Parametri vitali, ventilazione, nutrizione, farmaci, esami, trend, allarmi, imaging, note cliniche, protocolli. Tutto sembra ideale per applicare machine learning e supporto decisionale.
Ma prima degli algoritmi viene l’infrastruttura.
Un modello può essere sofisticato, ma se i dati sono incompleti, non standardizzati, difficili da integrare o scollegati dal contesto clinico, il risultato rischia di essere poco utile. In NICU, il problema non è solo predire. È sapere che cosa si sta predicendo, su quale popolazione, con quali dati, con quale validazione e con quale impatto sul lavoro reale.
Il machine learning può aiutare a riconoscere pattern, segnalare deterioramenti, stimare rischi o supportare il monitoraggio. Ma deve entrare nel workflow senza creare opacità.
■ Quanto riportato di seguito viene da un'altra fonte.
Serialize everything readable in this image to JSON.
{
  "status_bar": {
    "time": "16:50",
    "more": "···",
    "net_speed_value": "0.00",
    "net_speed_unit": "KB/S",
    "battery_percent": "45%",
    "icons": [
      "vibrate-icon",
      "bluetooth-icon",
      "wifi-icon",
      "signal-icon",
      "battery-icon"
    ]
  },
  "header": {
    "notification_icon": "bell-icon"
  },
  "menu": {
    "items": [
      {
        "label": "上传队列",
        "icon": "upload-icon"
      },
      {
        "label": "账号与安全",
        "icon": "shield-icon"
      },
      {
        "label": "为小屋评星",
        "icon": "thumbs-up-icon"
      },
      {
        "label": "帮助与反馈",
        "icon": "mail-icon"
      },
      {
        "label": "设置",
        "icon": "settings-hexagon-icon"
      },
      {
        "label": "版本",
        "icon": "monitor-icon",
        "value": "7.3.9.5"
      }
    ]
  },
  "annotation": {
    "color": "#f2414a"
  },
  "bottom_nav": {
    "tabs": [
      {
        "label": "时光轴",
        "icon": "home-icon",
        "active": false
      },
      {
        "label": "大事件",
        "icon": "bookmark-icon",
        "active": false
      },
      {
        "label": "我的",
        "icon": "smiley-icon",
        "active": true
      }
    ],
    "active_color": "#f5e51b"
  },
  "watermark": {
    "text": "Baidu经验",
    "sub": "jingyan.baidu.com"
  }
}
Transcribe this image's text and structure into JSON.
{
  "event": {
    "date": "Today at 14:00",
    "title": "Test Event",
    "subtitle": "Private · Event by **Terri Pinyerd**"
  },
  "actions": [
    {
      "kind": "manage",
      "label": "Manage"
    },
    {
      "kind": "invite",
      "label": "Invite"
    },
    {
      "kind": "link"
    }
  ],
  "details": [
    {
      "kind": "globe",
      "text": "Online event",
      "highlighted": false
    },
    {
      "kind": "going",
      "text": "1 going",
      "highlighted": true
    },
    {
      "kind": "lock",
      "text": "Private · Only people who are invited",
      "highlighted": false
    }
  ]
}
Il professionista deve poter capire: da dove arriva il dato, cosa manca, quanto è affidabile il segnale, quale azione è suggerita e quali limiti ha il modello.
Prima dell’intelligenza artificiale serve intelligenza organizzativa.
La promessa non è una NICU “automatica”. La promessa, più concreta, è una NICU in cui i dati siano meno dispersi, più leggibili e più utili al ragionamento clinico.
Riferimenti: NeoReviews 2025 su machine learning per CDSS in NICU; review su AI e supporto decisionale neonatale.